Volunteers represent merchant concerns at Parking Authority meetings and work with the economic development departments of the city and county to attract investors and developers. To prepare volunteers to handle this important work, Main Street Fairmont has created a handbook describing the duties and expectations for board members and volunteers.

In an effort to connect the community to its Italian immigrant heritage, the program produces its annual Feast of Seven Fishes Festival, inspired by an Italian religious event. This Italian food and heritage festival will put Main Street Fairmont on the map when a cinematic version of a graphic novel that shares the name of the street fair is released later this year.

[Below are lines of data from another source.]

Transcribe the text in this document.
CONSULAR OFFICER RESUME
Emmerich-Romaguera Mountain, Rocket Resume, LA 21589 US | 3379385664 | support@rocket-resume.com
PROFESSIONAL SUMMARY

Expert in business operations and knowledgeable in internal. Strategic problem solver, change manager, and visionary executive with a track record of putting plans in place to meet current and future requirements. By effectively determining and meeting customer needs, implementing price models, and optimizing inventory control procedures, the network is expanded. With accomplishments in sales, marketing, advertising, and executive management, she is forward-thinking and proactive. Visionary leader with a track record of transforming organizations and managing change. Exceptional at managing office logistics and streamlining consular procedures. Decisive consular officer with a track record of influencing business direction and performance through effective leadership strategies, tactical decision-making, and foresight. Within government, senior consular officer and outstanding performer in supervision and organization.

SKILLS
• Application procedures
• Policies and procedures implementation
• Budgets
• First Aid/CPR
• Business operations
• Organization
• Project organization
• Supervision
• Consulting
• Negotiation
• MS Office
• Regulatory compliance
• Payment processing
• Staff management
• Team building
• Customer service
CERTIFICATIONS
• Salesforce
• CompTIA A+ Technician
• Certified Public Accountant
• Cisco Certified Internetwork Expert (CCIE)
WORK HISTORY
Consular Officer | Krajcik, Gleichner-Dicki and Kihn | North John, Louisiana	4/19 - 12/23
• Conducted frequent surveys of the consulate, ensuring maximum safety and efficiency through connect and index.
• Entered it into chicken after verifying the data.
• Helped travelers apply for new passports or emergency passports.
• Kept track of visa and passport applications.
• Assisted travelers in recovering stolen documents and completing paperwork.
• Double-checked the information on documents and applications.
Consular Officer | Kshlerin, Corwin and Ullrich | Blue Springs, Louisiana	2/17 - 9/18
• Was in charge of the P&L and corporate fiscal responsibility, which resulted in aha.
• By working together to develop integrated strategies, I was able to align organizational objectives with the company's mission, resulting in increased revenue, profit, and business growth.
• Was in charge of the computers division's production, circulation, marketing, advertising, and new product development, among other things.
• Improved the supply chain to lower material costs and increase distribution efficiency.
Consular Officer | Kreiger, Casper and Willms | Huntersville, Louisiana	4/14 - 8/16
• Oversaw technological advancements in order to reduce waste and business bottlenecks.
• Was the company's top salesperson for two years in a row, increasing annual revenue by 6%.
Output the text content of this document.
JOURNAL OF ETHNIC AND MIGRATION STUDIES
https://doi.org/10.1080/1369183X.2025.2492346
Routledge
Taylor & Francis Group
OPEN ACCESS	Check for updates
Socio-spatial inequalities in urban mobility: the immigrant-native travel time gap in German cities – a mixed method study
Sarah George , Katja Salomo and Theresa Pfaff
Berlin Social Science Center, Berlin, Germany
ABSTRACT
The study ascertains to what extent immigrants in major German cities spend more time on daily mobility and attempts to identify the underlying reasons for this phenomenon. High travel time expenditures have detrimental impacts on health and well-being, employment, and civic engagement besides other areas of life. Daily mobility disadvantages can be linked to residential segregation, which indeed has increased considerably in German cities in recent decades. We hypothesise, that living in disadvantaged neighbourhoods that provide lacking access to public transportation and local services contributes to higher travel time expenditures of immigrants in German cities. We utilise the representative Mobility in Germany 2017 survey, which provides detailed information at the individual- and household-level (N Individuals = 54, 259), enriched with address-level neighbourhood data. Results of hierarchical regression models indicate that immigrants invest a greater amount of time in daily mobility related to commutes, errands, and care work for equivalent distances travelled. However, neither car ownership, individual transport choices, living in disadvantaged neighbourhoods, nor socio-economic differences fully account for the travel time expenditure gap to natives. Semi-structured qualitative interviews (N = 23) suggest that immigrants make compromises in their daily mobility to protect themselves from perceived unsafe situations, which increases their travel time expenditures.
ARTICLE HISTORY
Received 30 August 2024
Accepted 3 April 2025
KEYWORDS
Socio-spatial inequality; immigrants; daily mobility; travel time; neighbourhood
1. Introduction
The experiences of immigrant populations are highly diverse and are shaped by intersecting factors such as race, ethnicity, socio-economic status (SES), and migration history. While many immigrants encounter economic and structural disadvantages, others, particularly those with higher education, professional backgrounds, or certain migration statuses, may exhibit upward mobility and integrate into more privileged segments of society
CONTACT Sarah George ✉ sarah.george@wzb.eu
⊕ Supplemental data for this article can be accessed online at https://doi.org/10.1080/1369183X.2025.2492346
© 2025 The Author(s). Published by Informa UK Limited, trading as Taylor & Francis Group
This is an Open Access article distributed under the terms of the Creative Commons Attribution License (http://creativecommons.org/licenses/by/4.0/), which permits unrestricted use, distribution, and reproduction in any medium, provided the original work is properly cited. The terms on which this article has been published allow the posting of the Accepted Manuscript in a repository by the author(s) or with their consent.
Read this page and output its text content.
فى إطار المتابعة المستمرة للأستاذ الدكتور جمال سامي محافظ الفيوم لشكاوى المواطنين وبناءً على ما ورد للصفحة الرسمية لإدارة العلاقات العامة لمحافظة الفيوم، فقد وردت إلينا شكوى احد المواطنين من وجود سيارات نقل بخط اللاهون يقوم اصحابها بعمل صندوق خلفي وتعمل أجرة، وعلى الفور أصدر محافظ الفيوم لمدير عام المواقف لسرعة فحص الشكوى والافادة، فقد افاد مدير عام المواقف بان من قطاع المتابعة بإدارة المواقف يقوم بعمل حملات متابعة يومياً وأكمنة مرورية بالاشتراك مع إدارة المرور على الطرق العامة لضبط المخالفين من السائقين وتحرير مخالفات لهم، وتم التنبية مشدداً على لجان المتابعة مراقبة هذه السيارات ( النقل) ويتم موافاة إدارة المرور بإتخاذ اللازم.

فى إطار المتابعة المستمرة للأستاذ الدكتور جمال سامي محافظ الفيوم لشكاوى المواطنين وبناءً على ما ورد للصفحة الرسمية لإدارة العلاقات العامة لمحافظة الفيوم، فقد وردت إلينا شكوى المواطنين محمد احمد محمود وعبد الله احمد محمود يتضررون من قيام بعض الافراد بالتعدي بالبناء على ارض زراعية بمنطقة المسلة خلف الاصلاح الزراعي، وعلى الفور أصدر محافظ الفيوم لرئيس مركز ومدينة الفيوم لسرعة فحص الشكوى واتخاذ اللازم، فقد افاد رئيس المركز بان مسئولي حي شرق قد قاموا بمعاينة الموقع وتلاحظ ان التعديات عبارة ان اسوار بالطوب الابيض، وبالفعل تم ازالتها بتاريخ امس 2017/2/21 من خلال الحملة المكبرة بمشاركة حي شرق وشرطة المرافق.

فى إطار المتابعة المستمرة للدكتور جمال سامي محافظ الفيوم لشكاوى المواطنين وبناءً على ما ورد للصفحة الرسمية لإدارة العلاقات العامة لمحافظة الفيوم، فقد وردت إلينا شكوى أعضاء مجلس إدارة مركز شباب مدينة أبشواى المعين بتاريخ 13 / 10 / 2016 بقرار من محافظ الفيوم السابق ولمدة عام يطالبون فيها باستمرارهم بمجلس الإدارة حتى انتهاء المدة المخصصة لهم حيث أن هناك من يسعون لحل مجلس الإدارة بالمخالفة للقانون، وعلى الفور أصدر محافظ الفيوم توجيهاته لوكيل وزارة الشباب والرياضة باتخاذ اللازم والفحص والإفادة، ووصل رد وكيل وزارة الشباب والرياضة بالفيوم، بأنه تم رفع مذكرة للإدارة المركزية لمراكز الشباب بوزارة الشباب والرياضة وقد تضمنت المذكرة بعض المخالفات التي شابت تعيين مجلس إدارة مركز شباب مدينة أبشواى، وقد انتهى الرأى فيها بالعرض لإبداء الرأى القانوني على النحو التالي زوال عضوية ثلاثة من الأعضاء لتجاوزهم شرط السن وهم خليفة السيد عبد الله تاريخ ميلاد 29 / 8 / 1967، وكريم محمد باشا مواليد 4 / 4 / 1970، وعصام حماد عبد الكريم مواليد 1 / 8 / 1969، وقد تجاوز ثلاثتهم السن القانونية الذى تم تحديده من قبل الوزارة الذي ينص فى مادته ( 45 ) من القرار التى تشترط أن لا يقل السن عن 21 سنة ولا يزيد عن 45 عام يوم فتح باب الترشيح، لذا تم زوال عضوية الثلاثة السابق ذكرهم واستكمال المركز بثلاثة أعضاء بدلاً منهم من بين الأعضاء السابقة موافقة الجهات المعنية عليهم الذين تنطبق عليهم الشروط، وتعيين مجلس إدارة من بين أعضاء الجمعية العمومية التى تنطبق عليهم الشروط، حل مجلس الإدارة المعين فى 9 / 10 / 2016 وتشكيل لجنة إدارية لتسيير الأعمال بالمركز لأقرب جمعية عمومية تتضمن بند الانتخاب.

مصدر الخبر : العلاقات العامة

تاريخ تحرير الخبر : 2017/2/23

“When members of Main Street Fairmont’s board approached me about starting a December street festival inspired by the Feast, I was immediately enthusiastic,” says author Robert Tinnell. “What I was not prepared for, however, was just how successful the event would become. It is gratifying beyond words to see the festival’s healing effects on the downtown area as well as its reputation as a living embodiment of cultural preservation.”

This event has even attracted the attention of the Food Network. There’s a cooking school, homemade wine and Italian cookie-baking contests, music, dancing, fish, and even a religious mass. Attendance continues to bump up, with 7,000 visitors coming last year, and a retail promotion angle has shopkeepers reporting sales increases of 200 percent.

Main Street Fairmont also uses technology to embrace its heritage. Funded by a Preserve America grant, podcasts will capture oral histories and stories associated with the town’s coal mining past, the downtown, and the North Central West Virginia region. The organization wants to use its history not only to bring residents and visitors downtown but also to promote heritage tourism and collaborate with other historic preservation and revitalization-minded efforts in the region.

Today, the population is on the rise, businesses are back, and Fairmont’s optimism and pride has been restored. After 30 years of decline and 17 years of revitalization work, Fairmont’s population is growing again and the connections being made to and within the downtown are growing stronger every day.